The birth of Beowulf initiated the notion of distributed execution in HPC, the speaker continued. Commodity hardware, commodity OS, distributed architecture, and virtually limitless scalability made supercomputing affordable to the masses. The parallelism burden thus was moved into the tools and became the programmers' problem. Dr. Villanustre explained.

But then the growth of digital data and the Internet generated data volumes never seen before. The search engines and data services companies pushed traditional data stores to their limits. Since the value derived from the aggregation of massive amounts of data, the distributed data stores and data intensive

computing turned data locality into a key performance factor. As such, the distributed execution paradigms quickly gained interest, the speaker told the audience.

So, in this context, what are the key design principles for distributed data intensive computing? Dr. Villanustre asked. Data can be huge but their volume is highly reduced throughout the process. Sometimes the disk activity can be sequenced to minimize the number of disk seeks. Many data search and retrieval problems are embarrassingly parallel but not all of them. The commodity hardware has become so affordable that an agile exploratory analysis of large data is now feasible and also desirable, according to the speaker.

At present, we are in need of analytics and recommendation systems, and non-linear regression, as well as multinomial classification, and complex clustering. This is where machine learning comes in. As a matter of fact, many algorithms cannot be easily translated into maps and folds. So iterative optimizers are a must when closed form solutions would be highly inefficient or simply do not exist. Dr. Villanustre warned that the parallellisation of algorithms can be a daunting task and when it comes to massive graphs, the partitioning can be really tricky.

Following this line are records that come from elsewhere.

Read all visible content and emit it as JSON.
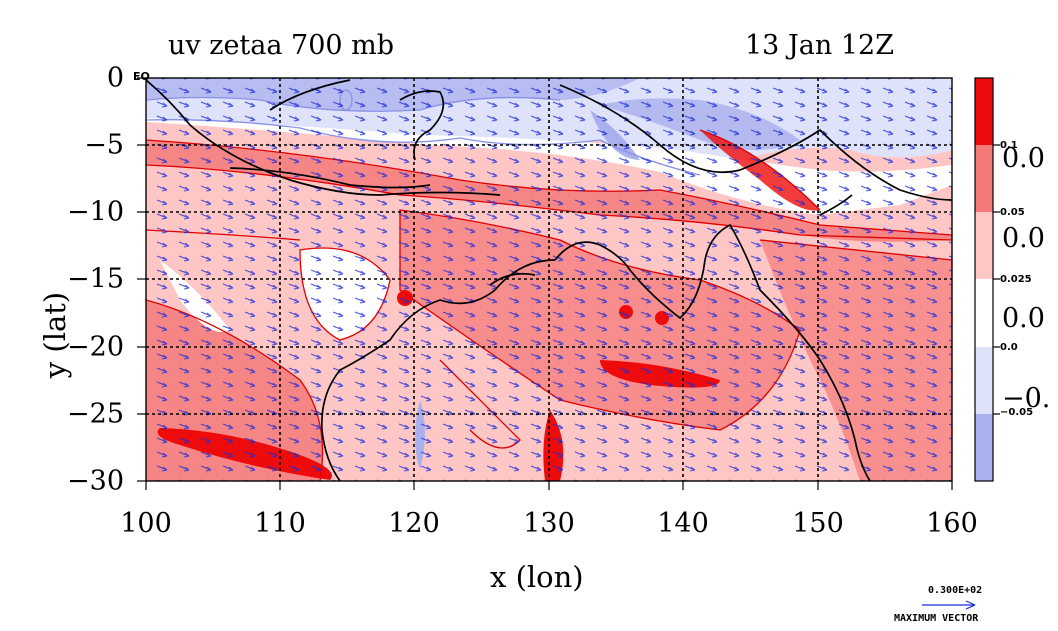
{
  "header": {
    "title_left": "uv zetaa 700 mb",
    "title_right": "13 Jan 12Z"
  },
  "colors": {
    "neg_strong": "#a9b0ee",
    "neg_weak": "#dfe2fb",
    "zero": "#ffffff",
    "pos_weak": "#ffc6c6",
    "pos_mid": "#f57979",
    "pos_strong": "#ee0b0b",
    "contour_red": "#e00000",
    "contour_blue": "#8890e8",
    "vector": "#1a2bdc",
    "coast": "#000000"
  },
  "chart_data": {
    "type": "heatmap",
    "title": "uv zetaa 700 mb",
    "subtitle": "13 Jan 12Z",
    "xlabel": "x (lon)",
    "ylabel": "y (lat)",
    "xlim": [
      100,
      160
    ],
    "ylim": [
      -30,
      0
    ],
    "x_ticks": [
      "100",
      "110",
      "120",
      "130",
      "140",
      "150",
      "160"
    ],
    "y_ticks": [
      "0",
      "−5",
      "−10",
      "−15",
      "−20",
      "−25",
      "−30"
    ],
    "y_tick_values": [
      0,
      -5,
      -10,
      -15,
      -20,
      -25,
      -30
    ],
    "x_tick_values": [
      100,
      110,
      120,
      130,
      140,
      150,
      160
    ],
    "equator_label": "EQ",
    "grid": true,
    "colorbar": {
      "levels": [
        "0.1",
        "0.05",
        "0.025",
        "0.0",
        "−0.05"
      ],
      "partial_labels": [
        "0.0",
        "0.0",
        "0.0",
        "−0."
      ]
    },
    "max_vector": {
      "value": "0.300E+02",
      "label": "MAXIMUM VECTOR"
    }
  }
}
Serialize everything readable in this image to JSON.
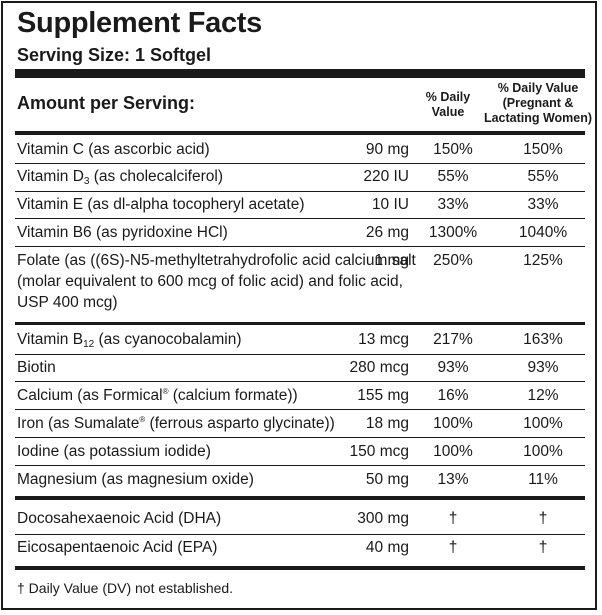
{
  "title": "Supplement Facts",
  "serving_size": "Serving Size: 1 Softgel",
  "header": {
    "amount_per_serving": "Amount per Serving:",
    "dv_line1": "% Daily",
    "dv_line2": "Value",
    "preg_line1": "% Daily Value",
    "preg_line2": "(Pregnant &",
    "preg_line3": "Lactating Women)"
  },
  "rows": [
    {
      "name_a": "Vitamin C (as ascorbic acid)",
      "amount": "90 mg",
      "dv": "150%",
      "dv_preg": "150%"
    },
    {
      "name_a": "Vitamin D",
      "name_sub": "3",
      "name_b": " (as cholecalciferol)",
      "amount": "220 IU",
      "dv": "55%",
      "dv_preg": "55%"
    },
    {
      "name_a": "Vitamin E (as dl-alpha tocopheryl acetate)",
      "amount": "10 IU",
      "dv": "33%",
      "dv_preg": "33%"
    },
    {
      "name_a": "Vitamin B6 (as pyridoxine HCl)",
      "amount": "26 mg",
      "dv": "1300%",
      "dv_preg": "1040%"
    },
    {
      "name_a": "Folate  (as ((6S)-N5-methyltetrahydrofolic acid calcium salt (molar equivalent to 600 mcg of folic acid) and folic acid, USP 400 mcg)",
      "amount": "1 mg",
      "dv": "250%",
      "dv_preg": "125%"
    },
    {
      "name_a": "Vitamin B",
      "name_sub": "12",
      "name_b": " (as cyanocobalamin)",
      "amount": "13 mcg",
      "dv": "217%",
      "dv_preg": "163%"
    },
    {
      "name_a": "Biotin",
      "amount": "280 mcg",
      "dv": "93%",
      "dv_preg": "93%"
    },
    {
      "name_a": "Calcium (as Formical",
      "name_sup": "®",
      "name_b": " (calcium formate))",
      "amount": "155 mg",
      "dv": "16%",
      "dv_preg": "12%"
    },
    {
      "name_a": "Iron (as Sumalate",
      "name_sup": "®",
      "name_b": " (ferrous asparto glycinate))",
      "amount": "18 mg",
      "dv": "100%",
      "dv_preg": "100%"
    },
    {
      "name_a": "Iodine (as potassium iodide)",
      "amount": "150 mcg",
      "dv": "100%",
      "dv_preg": "100%"
    },
    {
      "name_a": "Magnesium (as magnesium oxide)",
      "amount": "50 mg",
      "dv": "13%",
      "dv_preg": "11%"
    },
    {
      "name_a": "Docosahexaenoic Acid (DHA)",
      "amount": "300 mg",
      "dv": "†",
      "dv_preg": "†"
    },
    {
      "name_a": "Eicosapentaenoic Acid (EPA)",
      "amount": "40 mg",
      "dv": "†",
      "dv_preg": "†"
    }
  ],
  "footnote": "† Daily Value (DV) not established."
}
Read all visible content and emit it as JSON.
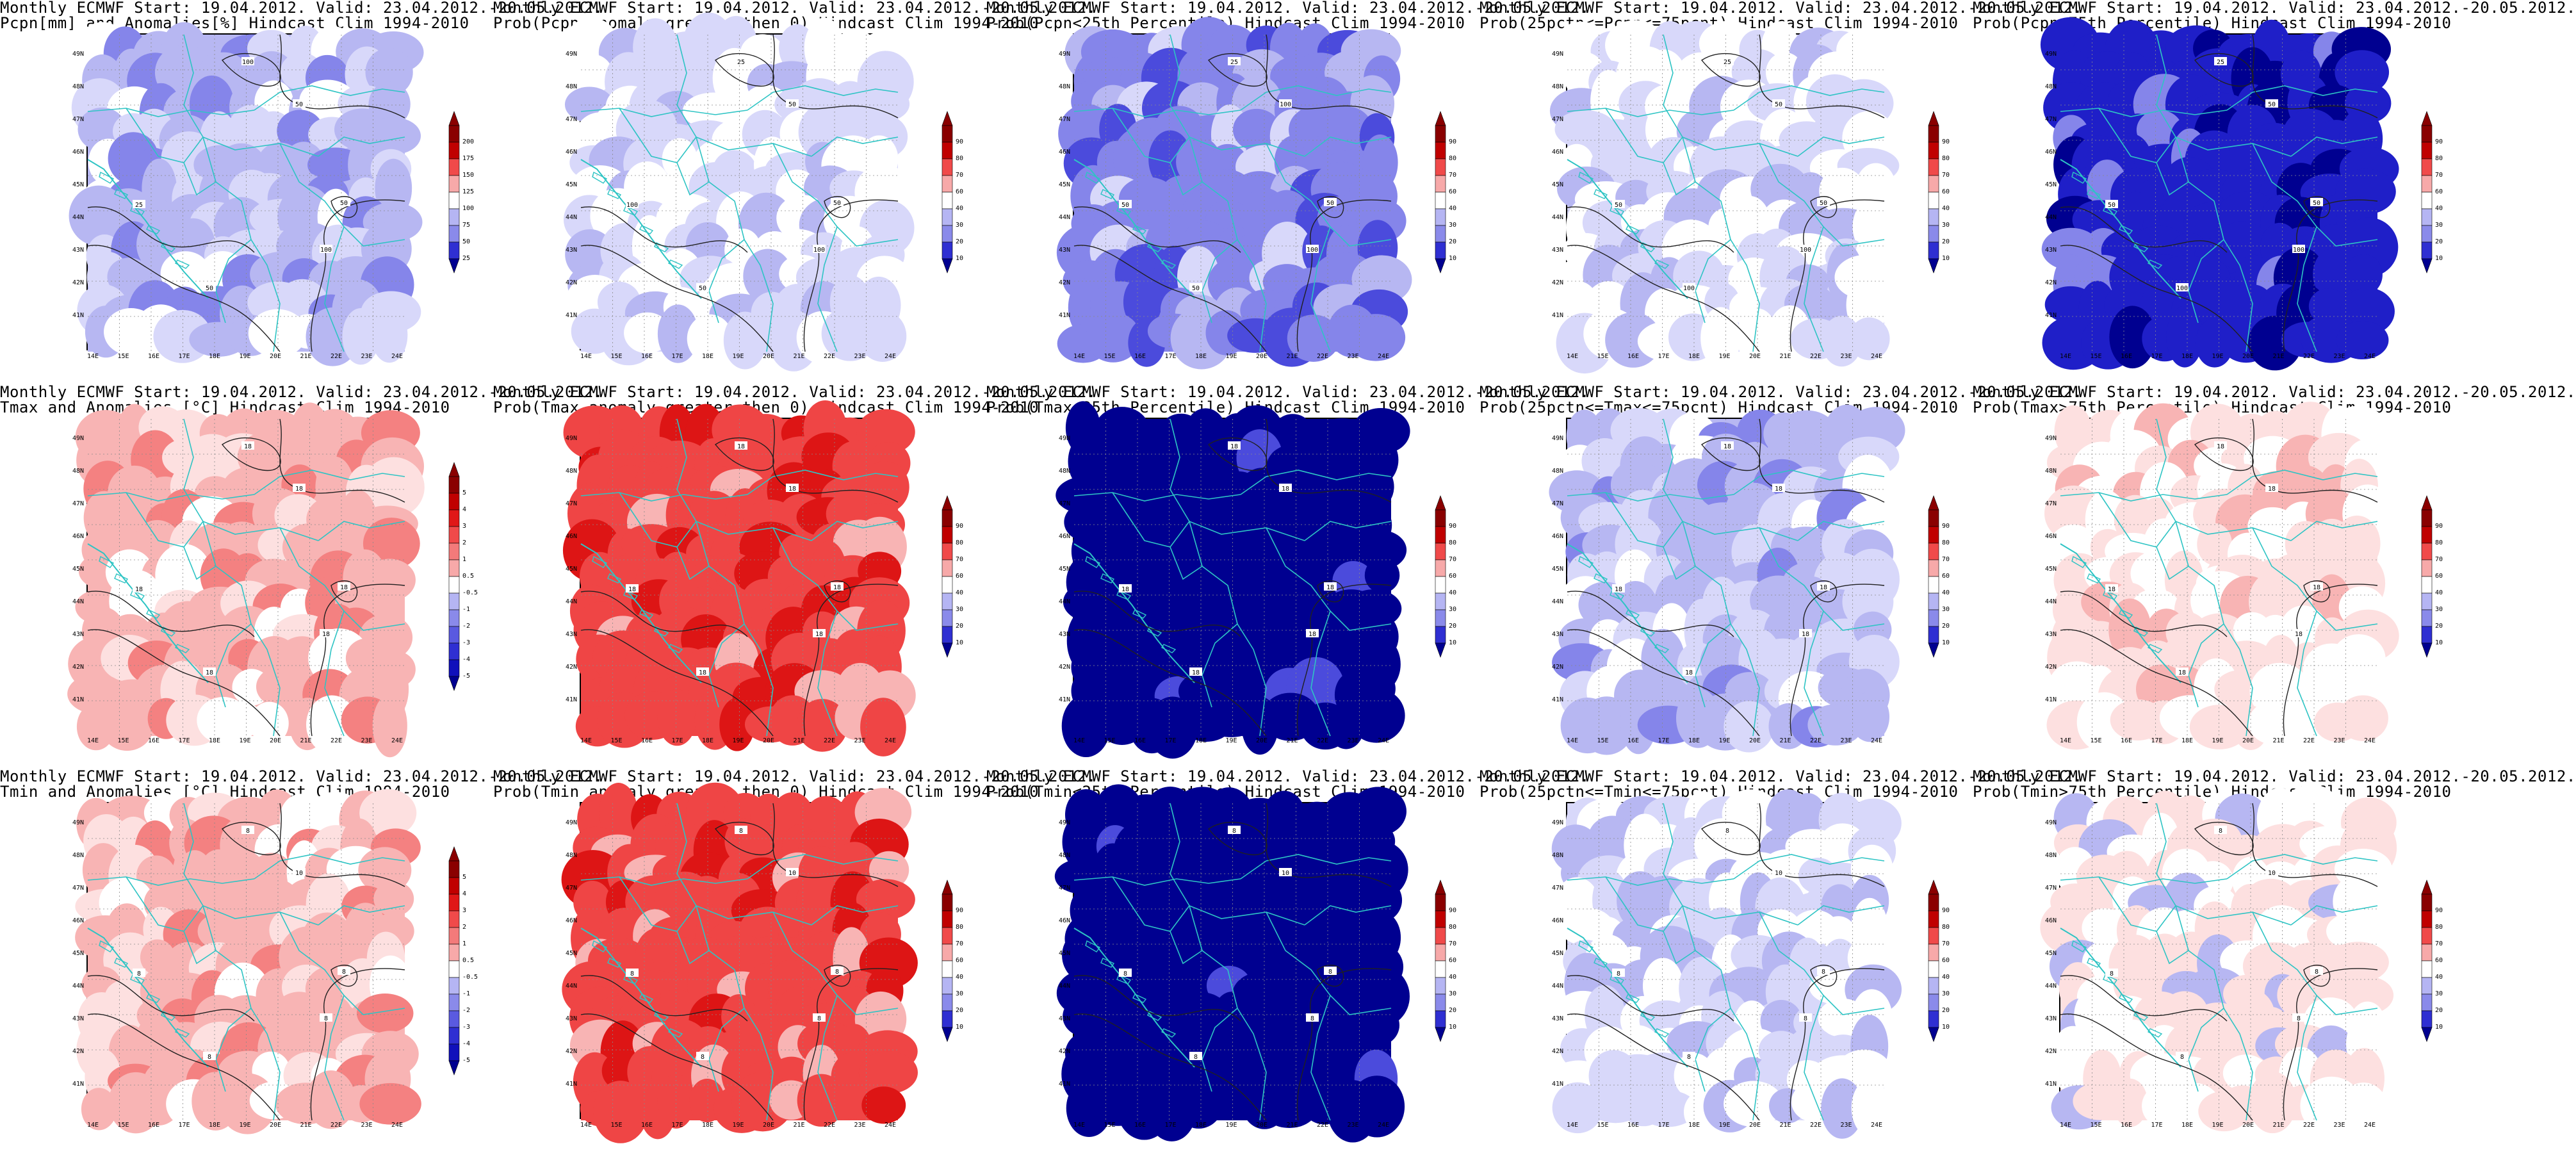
{
  "colors": {
    "frame": "#000000",
    "borders": "#2ec4c4",
    "contours": "#202020",
    "red_scale": [
      "#ffffff",
      "#fde0e0",
      "#f8b4b4",
      "#f48181",
      "#ef4545",
      "#dd1515",
      "#8a0000"
    ],
    "blue_scale": [
      "#ffffff",
      "#d8d8fa",
      "#b7b7f2",
      "#8585ea",
      "#4b4bdc",
      "#1f1fc8",
      "#000090"
    ]
  },
  "axes": {
    "lat_labels": [
      "49N",
      "48N",
      "47N",
      "46N",
      "45N",
      "44N",
      "43N",
      "42N",
      "41N"
    ],
    "lon_labels": [
      "14E",
      "15E",
      "16E",
      "17E",
      "18E",
      "19E",
      "20E",
      "21E",
      "22E",
      "23E",
      "24E"
    ]
  },
  "scales": {
    "precip": [
      "200",
      "175",
      "150",
      "125",
      "100",
      "75",
      "50",
      "25"
    ],
    "prob": [
      "90",
      "80",
      "70",
      "60",
      "40",
      "30",
      "20",
      "10"
    ],
    "temp": [
      "5",
      "4",
      "3",
      "2",
      "1",
      "0.5",
      "-0.5",
      "-1",
      "-2",
      "-3",
      "-4",
      "-5"
    ]
  },
  "panels": [
    {
      "row": 0,
      "col": 0,
      "line1": "Monthly ECMWF Start: 19.04.2012. Valid: 23.04.2012.-20.05.2012.",
      "line2": "Pcpn[mm] and Anomalies[%] Hindcast Clim 1994-2010",
      "scale": "precip",
      "palette": "blue",
      "level": 0.35,
      "dominant": 2,
      "contour_labels": [
        "25",
        "50",
        "50",
        "100",
        "100",
        "50"
      ]
    },
    {
      "row": 0,
      "col": 1,
      "line1": "Monthly ECMWF Start: 19.04.2012. Valid: 23.04.2012.-20.05.2012.",
      "line2": "Prob(Pcpn anomaly greater then 0) Hindcast Clim 1994-2010",
      "scale": "prob",
      "palette": "blue",
      "level": 0.35,
      "dominant": 1,
      "contour_labels": [
        "100",
        "50",
        "50",
        "100",
        "25",
        "50"
      ]
    },
    {
      "row": 0,
      "col": 2,
      "line1": "Monthly ECMWF Start: 19.04.2012. Valid: 23.04.2012.-20.05.2012.",
      "line2": "Prob(Pcpn<25th Percentile) Hindcast Clim 1994-2010",
      "scale": "prob",
      "palette": "blue",
      "level": 0.55,
      "dominant": 3,
      "contour_labels": [
        "50",
        "50",
        "100",
        "100",
        "25",
        "50"
      ]
    },
    {
      "row": 0,
      "col": 3,
      "line1": "Monthly ECMWF Start: 19.04.2012. Valid: 23.04.2012.-20.05.2012.",
      "line2": "Prob(25pctn<=Pcpn<=75pcnt) Hindcast Clim 1994-2010",
      "scale": "prob",
      "palette": "blue",
      "level": 0.2,
      "dominant": 1,
      "contour_labels": [
        "50",
        "100",
        "50",
        "100",
        "25",
        "50"
      ]
    },
    {
      "row": 0,
      "col": 4,
      "line1": "Monthly ECMWF Start: 19.04.2012. Valid: 23.04.2012.-20.05.2012.",
      "line2": "Prob(Pcpn>75th Percentile) Hindcast Clim 1994-2010",
      "scale": "prob",
      "palette": "blue",
      "level": 0.85,
      "dominant": 5,
      "contour_labels": [
        "50",
        "100",
        "50",
        "100",
        "25",
        "50"
      ]
    },
    {
      "row": 1,
      "col": 0,
      "line1": "Monthly ECMWF Start: 19.04.2012. Valid: 23.04.2012.-20.05.2012.",
      "line2": "Tmax and Anomalies [°C] Hindcast Clim 1994-2010",
      "scale": "temp",
      "palette": "red",
      "level": 0.55,
      "dominant": 2,
      "contour_labels": [
        "18",
        "18",
        "18",
        "18",
        "18",
        "18"
      ]
    },
    {
      "row": 1,
      "col": 1,
      "line1": "Monthly ECMWF Start: 19.04.2012. Valid: 23.04.2012.-20.05.2012.",
      "line2": "Prob(Tmax anomaly greater then 0) Hindcast Clim 1994-2010",
      "scale": "prob",
      "palette": "red",
      "level": 0.8,
      "dominant": 4,
      "contour_labels": [
        "18",
        "18",
        "18",
        "18",
        "18",
        "18"
      ]
    },
    {
      "row": 1,
      "col": 2,
      "line1": "Monthly ECMWF Start: 19.04.2012. Valid: 23.04.2012.-20.05.2012.",
      "line2": "Prob(Tmax<25th Percentile) Hindcast Clim 1994-2010",
      "scale": "prob",
      "palette": "blue",
      "level": 0.95,
      "dominant": 6,
      "contour_labels": [
        "18",
        "18",
        "18",
        "18",
        "18",
        "18"
      ]
    },
    {
      "row": 1,
      "col": 3,
      "line1": "Monthly ECMWF Start: 19.04.2012. Valid: 23.04.2012.-20.05.2012.",
      "line2": "Prob(25pctn<=Tmax<=75pcnt) Hindcast Clim 1994-2010",
      "scale": "prob",
      "palette": "blue",
      "level": 0.45,
      "dominant": 2,
      "contour_labels": [
        "18",
        "18",
        "18",
        "18",
        "18",
        "18"
      ]
    },
    {
      "row": 1,
      "col": 4,
      "line1": "Monthly ECMWF Start: 19.04.2012. Valid: 23.04.2012.-20.05.2012.",
      "line2": "Prob(Tmax>75th Percentile) Hindcast Clim 1994-2010",
      "scale": "prob",
      "palette": "red",
      "level": 0.35,
      "dominant": 1,
      "contour_labels": [
        "18",
        "18",
        "18",
        "18",
        "18",
        "18"
      ]
    },
    {
      "row": 2,
      "col": 0,
      "line1": "Monthly ECMWF Start: 19.04.2012. Valid: 23.04.2012.-20.05.2012.",
      "line2": "Tmin and Anomalies [°C] Hindcast Clim 1994-2010",
      "scale": "temp",
      "palette": "red",
      "level": 0.45,
      "dominant": 2,
      "contour_labels": [
        "8",
        "8",
        "10",
        "8",
        "8",
        "8"
      ]
    },
    {
      "row": 2,
      "col": 1,
      "line1": "Monthly ECMWF Start: 19.04.2012. Valid: 23.04.2012.-20.05.2012.",
      "line2": "Prob(Tmin anomaly greater then 0) Hindcast Clim 1994-2010",
      "scale": "prob",
      "palette": "red",
      "level": 0.85,
      "dominant": 4,
      "contour_labels": [
        "8",
        "8",
        "10",
        "8",
        "8",
        "8"
      ]
    },
    {
      "row": 2,
      "col": 2,
      "line1": "Monthly ECMWF Start: 19.04.2012. Valid: 23.04.2012.-20.05.2012.",
      "line2": "Prob(Tmin<25th Percentile) Hindcast Clim 1994-2010",
      "scale": "prob",
      "palette": "blue",
      "level": 0.95,
      "dominant": 6,
      "contour_labels": [
        "8",
        "8",
        "10",
        "8",
        "8",
        "8"
      ]
    },
    {
      "row": 2,
      "col": 3,
      "line1": "Monthly ECMWF Start: 19.04.2012. Valid: 23.04.2012.-20.05.2012.",
      "line2": "Prob(25pctn<=Tmin<=75pcnt) Hindcast Clim 1994-2010",
      "scale": "prob",
      "palette": "blue",
      "level": 0.3,
      "dominant": 1,
      "contour_labels": [
        "8",
        "8",
        "10",
        "8",
        "8",
        "8"
      ]
    },
    {
      "row": 2,
      "col": 4,
      "line1": "Monthly ECMWF Start: 19.04.2012. Valid: 23.04.2012.-20.05.2012.",
      "line2": "Prob(Tmin>75th Percentile) Hindcast Clim 1994-2010",
      "scale": "prob",
      "palette": "mixed",
      "level": 0.3,
      "dominant": 1,
      "contour_labels": [
        "8",
        "8",
        "10",
        "8",
        "8",
        "8"
      ]
    }
  ]
}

Over the years we have learned that floating point operations are still very important, but in-place data processing and data locality are as well. The speaker showed that cache coherency is extremely critical to obtain the most from CPUs and even RAM can be too slow. Parallelism is paramount but unfortunately, parallel algorithms are difficult to implement and debug. A uniform memory access simplifies programming models but has scalability challenges. Most data analytic algorithms luckily can be expressed as a series of

vector and matrix operations. However, power consumption is starting to become a significant problem, as we all can witness, according to the speaker.